Il voulut être fidèle à sa parole.
-------Un des grands moments de ce procès fut marqué
par le déposition du lieutenant Favreau. Ce jeune officier du 1er R.E.P., grand gaillard blond à l'allure nette exprima les exigences de la jeune armée, celle qui s'est forgée dans le rizières d'Indochine, puis dans les djebels d'Algérie et qui n'a guère de points communs avec celle des états-majors.
"Je lui ai dit (à Challe), que nous, les lieutenants, nous étions désespérés, que nous avions prêté des serments qu'il fallait renier. Je lui ai dit qu'on craignait même que les plus exaltés ne soient amenés à des actes plus regrettables. Le général Challe m'a répondu qu'il s'était engagé justement quand il avait senti que tout allait déborder. C'est grâce à lui que nous pouvons comparaître aujourd'hui devant nos juges les mains propres".

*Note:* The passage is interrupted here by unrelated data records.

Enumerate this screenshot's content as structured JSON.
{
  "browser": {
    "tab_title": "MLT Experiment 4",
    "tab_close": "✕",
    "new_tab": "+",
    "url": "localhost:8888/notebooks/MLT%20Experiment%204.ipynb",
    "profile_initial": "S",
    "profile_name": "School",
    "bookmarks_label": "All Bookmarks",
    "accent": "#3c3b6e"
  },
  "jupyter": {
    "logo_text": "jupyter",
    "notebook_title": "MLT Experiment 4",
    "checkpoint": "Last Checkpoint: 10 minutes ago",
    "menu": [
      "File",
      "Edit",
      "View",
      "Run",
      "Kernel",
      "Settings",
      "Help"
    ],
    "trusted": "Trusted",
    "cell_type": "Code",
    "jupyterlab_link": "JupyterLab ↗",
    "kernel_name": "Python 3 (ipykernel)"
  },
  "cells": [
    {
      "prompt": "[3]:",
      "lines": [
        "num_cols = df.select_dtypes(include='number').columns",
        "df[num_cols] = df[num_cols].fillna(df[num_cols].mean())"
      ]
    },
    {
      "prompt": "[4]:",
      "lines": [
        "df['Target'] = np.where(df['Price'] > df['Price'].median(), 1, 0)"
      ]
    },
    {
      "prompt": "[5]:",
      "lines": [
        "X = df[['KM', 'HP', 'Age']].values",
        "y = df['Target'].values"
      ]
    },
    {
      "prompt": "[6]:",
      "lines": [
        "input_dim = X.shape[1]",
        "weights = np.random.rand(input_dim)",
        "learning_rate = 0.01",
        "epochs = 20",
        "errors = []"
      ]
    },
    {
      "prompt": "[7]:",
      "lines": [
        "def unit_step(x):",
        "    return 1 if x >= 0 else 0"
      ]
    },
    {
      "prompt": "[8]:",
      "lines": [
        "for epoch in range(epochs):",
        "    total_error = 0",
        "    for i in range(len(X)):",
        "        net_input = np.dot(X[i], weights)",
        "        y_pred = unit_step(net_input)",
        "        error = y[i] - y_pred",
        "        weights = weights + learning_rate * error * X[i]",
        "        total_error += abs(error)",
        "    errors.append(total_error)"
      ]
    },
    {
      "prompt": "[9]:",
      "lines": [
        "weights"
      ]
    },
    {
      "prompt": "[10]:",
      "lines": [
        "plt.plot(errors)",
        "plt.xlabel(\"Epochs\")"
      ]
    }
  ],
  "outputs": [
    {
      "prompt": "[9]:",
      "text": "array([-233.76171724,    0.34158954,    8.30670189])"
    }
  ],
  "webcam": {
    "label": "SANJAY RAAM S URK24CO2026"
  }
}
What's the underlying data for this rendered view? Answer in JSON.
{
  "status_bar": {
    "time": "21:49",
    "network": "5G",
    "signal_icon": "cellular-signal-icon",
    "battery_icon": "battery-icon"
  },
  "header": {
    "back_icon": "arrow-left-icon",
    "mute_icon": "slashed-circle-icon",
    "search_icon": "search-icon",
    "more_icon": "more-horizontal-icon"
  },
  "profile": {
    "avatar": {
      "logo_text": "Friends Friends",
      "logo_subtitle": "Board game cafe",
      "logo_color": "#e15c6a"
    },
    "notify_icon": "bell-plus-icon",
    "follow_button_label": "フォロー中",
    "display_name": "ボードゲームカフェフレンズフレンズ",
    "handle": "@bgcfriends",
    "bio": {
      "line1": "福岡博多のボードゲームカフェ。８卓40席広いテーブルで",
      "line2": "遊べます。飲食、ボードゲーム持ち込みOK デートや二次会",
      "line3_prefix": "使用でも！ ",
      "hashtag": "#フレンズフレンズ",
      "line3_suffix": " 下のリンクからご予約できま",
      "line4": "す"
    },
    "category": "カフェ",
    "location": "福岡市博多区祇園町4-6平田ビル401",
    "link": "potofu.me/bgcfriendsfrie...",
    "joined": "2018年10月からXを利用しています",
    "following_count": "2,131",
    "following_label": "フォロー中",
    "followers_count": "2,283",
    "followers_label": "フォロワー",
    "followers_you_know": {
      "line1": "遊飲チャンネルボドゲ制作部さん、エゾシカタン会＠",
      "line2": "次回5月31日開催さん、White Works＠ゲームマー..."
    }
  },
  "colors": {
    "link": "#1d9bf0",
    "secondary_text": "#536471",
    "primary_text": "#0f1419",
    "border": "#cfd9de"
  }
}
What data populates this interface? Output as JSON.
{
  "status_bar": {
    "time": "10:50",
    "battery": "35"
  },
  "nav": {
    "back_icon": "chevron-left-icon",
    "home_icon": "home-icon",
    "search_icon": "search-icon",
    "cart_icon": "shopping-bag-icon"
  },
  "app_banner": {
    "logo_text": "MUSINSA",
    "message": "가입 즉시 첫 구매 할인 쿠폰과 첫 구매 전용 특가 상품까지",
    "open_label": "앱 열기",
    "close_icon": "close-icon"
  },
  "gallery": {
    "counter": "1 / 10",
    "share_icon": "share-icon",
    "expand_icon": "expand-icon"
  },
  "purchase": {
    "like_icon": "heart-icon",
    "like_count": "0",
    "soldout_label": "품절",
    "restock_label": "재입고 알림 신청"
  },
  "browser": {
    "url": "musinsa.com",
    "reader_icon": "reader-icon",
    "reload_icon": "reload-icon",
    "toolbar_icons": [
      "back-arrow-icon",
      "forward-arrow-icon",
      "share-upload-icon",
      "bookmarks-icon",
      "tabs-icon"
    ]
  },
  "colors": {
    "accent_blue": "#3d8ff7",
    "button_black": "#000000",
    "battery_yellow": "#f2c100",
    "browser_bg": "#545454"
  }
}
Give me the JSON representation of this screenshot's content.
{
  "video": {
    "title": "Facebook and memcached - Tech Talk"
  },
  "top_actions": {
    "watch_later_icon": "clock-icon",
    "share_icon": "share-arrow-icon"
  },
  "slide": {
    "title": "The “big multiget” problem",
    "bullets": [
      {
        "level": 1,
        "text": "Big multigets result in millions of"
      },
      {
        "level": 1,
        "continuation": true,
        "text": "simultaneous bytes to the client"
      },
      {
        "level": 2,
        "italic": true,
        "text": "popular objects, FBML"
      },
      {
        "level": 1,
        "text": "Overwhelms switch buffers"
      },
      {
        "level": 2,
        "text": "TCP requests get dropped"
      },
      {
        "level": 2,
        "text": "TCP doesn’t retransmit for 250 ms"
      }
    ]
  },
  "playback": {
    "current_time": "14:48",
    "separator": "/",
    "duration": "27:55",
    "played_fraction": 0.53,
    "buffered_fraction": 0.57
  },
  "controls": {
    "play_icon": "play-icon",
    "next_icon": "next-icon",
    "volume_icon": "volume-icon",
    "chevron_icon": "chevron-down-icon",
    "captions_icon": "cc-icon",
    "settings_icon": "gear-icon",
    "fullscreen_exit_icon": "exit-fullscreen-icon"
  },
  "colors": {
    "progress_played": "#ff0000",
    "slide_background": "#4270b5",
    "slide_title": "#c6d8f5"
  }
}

-------Et le lieutenant Favreau se tourna vers les deux accusés, claqua des talons , salua, et se retira.
-------Puis, le général Valluy déclara
- Si j'avais été dans cette affaire de près ou de loin, je leur aurais dit : ce que vous faites est totalement déraisonnable, fou, mais je ne puis m'empêcher d'être de coeur avec vous.
-------Les témoignages de civils avaient été ceux du délégué général Morin pour l'accusation et du député François Valentin pour la défense. On avait également lu une lettre de M. Paul Delouvrier qui rendait hommage au général Challe et exprimait son regret de n'avoir pu lui témoigner son amitié...
Après le défilé des témoins, on devait évoquer à huis-clos l'affaire Si Salah. Mais de part et d'autre on y renonça. II est rare dans un procès de voir un si parfait accord entre l'accusation et la défense.
-------Enfin la parole fut donnée à M. Besson.
-------Le Procureur Général, après un préambule où il décrivit "cet immense mouvement de libération qui secoue le monde entier comme un sursaut de dignité humaine, qui est aussi le reflet de l'ordre divin"... prononça un sévère réquisitoire. Il affirma que l'échec des rebelles était dû à la lucidité des soldats du contingent que Challe a voulu déconsidérer en les traitant de communistes, et au discours du chef de l'Etat.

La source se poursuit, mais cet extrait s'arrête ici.